En el partido tienen a Luis por una persona muy viva y capaz. Buen gestor. Muy amigo de sus amigos (entre ellos del ex europarlamentario Gerardo Galeote). Que se desvive en favores. Que es una persona con carácter cuando tiene que decir «no», pero con buen tono, y que sabe capear las crisis. Una de las mayores ha sido cuando su nombre apareció en varias grabaciones realizadas al principal implicado en esta trama de corrupción, Francisco Correa. Por ejemplo, en una conversación intervenida en diciembre de 2007, Correa le dice a su amigo el Bigotes: «A Bárcenas le he llevado, yo he hecho con él un día… vamos a sumar 1.000 millones de pesetas. Yo, Paco Correa, le he llevado a Génova y a su casa».

El tesorero del PP ha desmentido este hecho y el propio Correa luego se contradijo afirmando que era sólo una machada y una chulería, habitual en él. Sin embargo, la Unidad de Delincuencia Económica y Fiscal (UDEF) del Cuerpo Nacional de Policía investigó a Bárcenas por haber ingresado en un banco cercano al Congreso de los Diputados 330.000 euros en billetes de 500 euros. El tesorero del PP justificó esta operación como la devolución de un crédito que había solicitado previamente para una operación de plusvalía mediante la compra de un cuadro, que luego resultó fallida.

Fue a partir del análisis de la documentación de la caja B intervenida a Correa y la presentación de los tres informes de la UDEF ante el juez Baltasar Garzón cuando adquirió consistencia la presunta relación de Bárcenas con la red de corrupción.

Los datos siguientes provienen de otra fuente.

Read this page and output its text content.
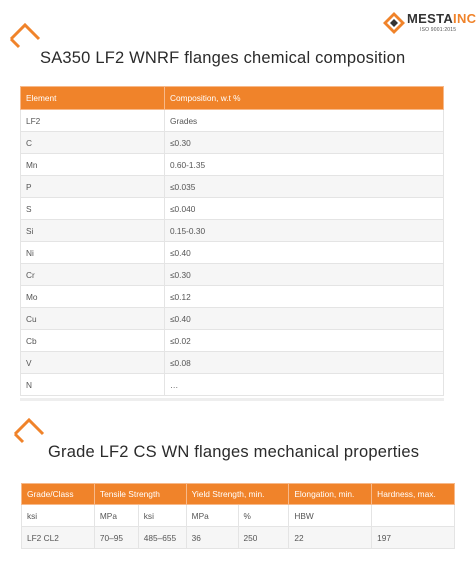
MESTAINC
ISO 9001:2015
SA350 LF2 WNRF flanges chemical composition
Element	Composition, w.t %
LF2	Grades
C	≤0.30
Mn	0.60-1.35
P	≤0.035
S	≤0.040
Si	0.15-0.30
Ni	≤0.40
Cr	≤0.30
Mo	≤0.12
Cu	≤0.40
Cb	≤0.02
V	≤0.08
N	…
Grade LF2 CS WN flanges mechanical properties
Grade/Class	Tensile Strength		Yield Strength, min.		Elongation, min.	Hardness, max.
ksi	MPa	ksi	MPa	%	HBW	
LF2 CL2	70–95	485–655	36	250	22	197
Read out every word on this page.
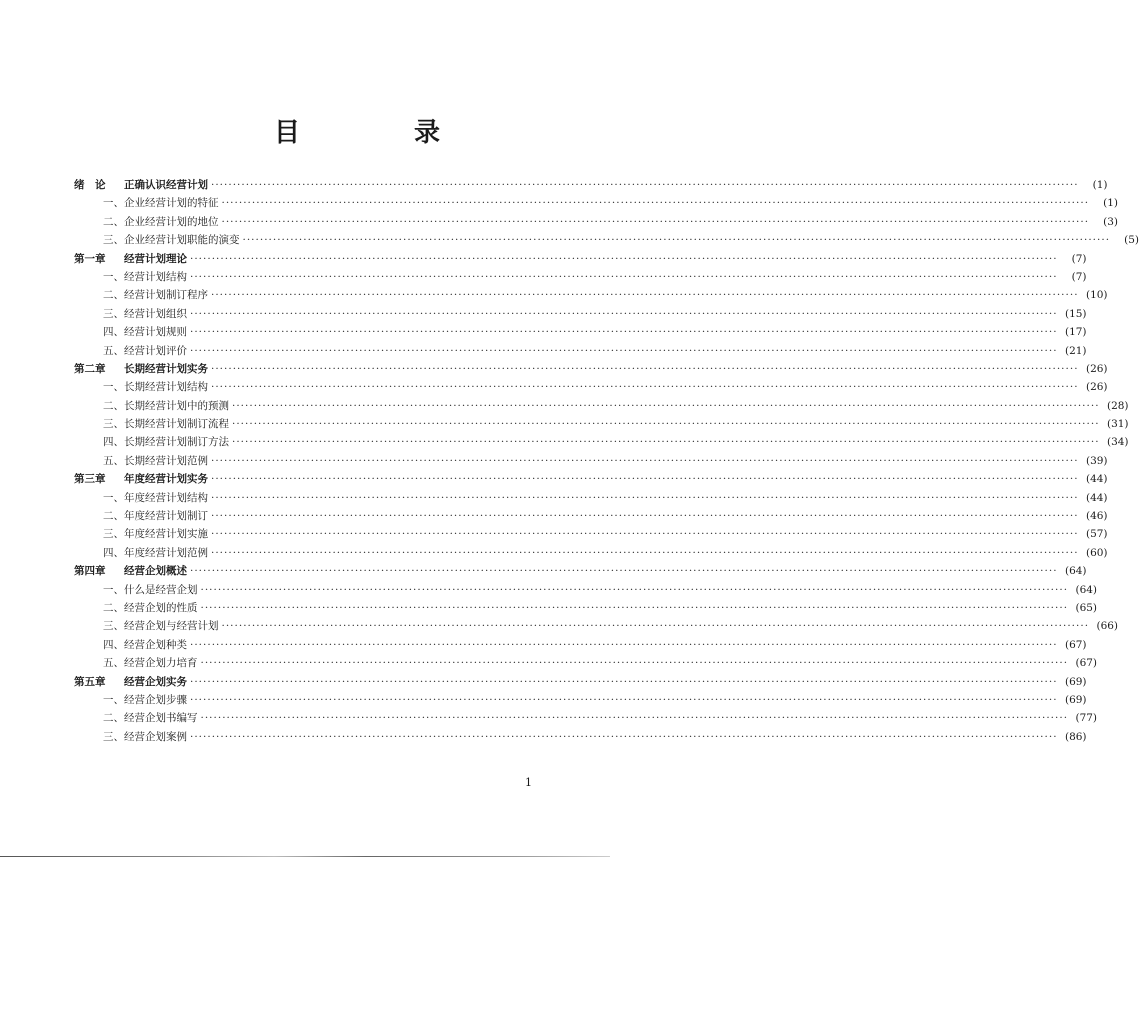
目　录
绪　论	正确认识经营计划 ········································································································································································································	(1)
一、 企业经营计划的特征 ········································································································································································································	(1)
二、 企业经营计划的地位 ········································································································································································································	(3)
三、 企业经营计划职能的演变 ········································································································································································································	(5)
第一章	经营计划理论 ········································································································································································································	(7)
一、 经营计划结构 ········································································································································································································	(7)
二、 经营计划制订程序 ········································································································································································································ (10)
三、 经营计划组织 ········································································································································································································ (15)
四、 经营计划规则 ········································································································································································································ (17)
五、 经营计划评价 ········································································································································································································ (21)
第二章	长期经营计划实务 ········································································································································································································ (26)
一、 长期经营计划结构 ········································································································································································································ (26)
二、 长期经营计划中的预测 ········································································································································································································ (28)
三、 长期经营计划制订流程 ········································································································································································································ (31)
四、 长期经营计划制订方法 ········································································································································································································ (34)
五、 长期经营计划范例 ········································································································································································································ (39)
第三章	年度经营计划实务 ········································································································································································································ (44)
一、 年度经营计划结构 ········································································································································································································ (44)
二、 年度经营计划制订 ········································································································································································································ (46)
三、 年度经营计划实施 ········································································································································································································ (57)
四、 年度经营计划范例 ········································································································································································································ (60)
第四章	经营企划概述 ········································································································································································································ (64)
一、 什么是经营企划 ········································································································································································································ (64)
二、 经营企划的性质 ········································································································································································································ (65)
三、 经营企划与经营计划 ········································································································································································································ (66)
四、 经营企划种类 ········································································································································································································ (67)
五、 经营企划力培育 ········································································································································································································ (67)
第五章	经营企划实务 ········································································································································································································ (69)
一、 经营企划步骤 ········································································································································································································ (69)
二、 经营企划书编写 ········································································································································································································ (77)
三、 经营企划案例 ········································································································································································································ (86)
1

Según publicó EL MUNDO, Bárcenas ha acumulado en los últimos años un patrimonio inmobiliario valorado en 3,3 millones de euros. Entre sus posesiones destacan tres casas, una en Madrid, otra en Marbella y una más en Baqueira Beret, pagadas al contado, como también varias plazas de garaje. Muchas de estas propiedades están a nombre de su esposa, Rosario Iglesias Villar, relacionada con el mundo de las antigüedades y que no consta que tenga, según el Registro Mercantil, ninguna empresa a su nombre o sea consejera de alguna, por las retribuciones que pudiera tener. Con ella tiene un hijo, Guillermo, veinteañero. Tiene otro hijo mayor, dicen que fruto de una relación en su época juvenil.

El matrimonio reside en el barrio de Salamanca (calle Príncipe de Vergara), en un piso de más de 200 metros casi esquina con Goya. Pero también tiene un apartamento de 186 metros en Guadalmina (Marbella), con su correspondiente trastero y plaza de garaje, comprado en el año 2002 con un valor de mercado cercano al millón de euros.

En la ciudad costera, gobernada entonces por Jesús Gil, es donde veranea con el ex alcalde de Majadahonda, Jesús Sepúlveda, gran amigo suyo, con el que comparte vacaciones con él y su familia, antes con su primera mujer, Ana Mato, y ahora con Natalia Bosch, hija de la cantante Elsa Baeza. Allí las parejas coincidían con Francisco Correa, casado con María del Carmen Rodríguez Quijano, con intereses en la zona de la Costa del Sol a través de la empresa familiar inmobiliaria Construcciones Valle Sión, con la que llegaron a adquirir el Diario Málaga Costa del Sol. Correa solía sacar a pasear en su yate anclado en Puerto Banús a sus ilustres invitados, como Jesús Sepúlveda. Relación que, sin embargo, no mantenía con el diputado nacional del PP Jesús Merino, también implicado en el caso.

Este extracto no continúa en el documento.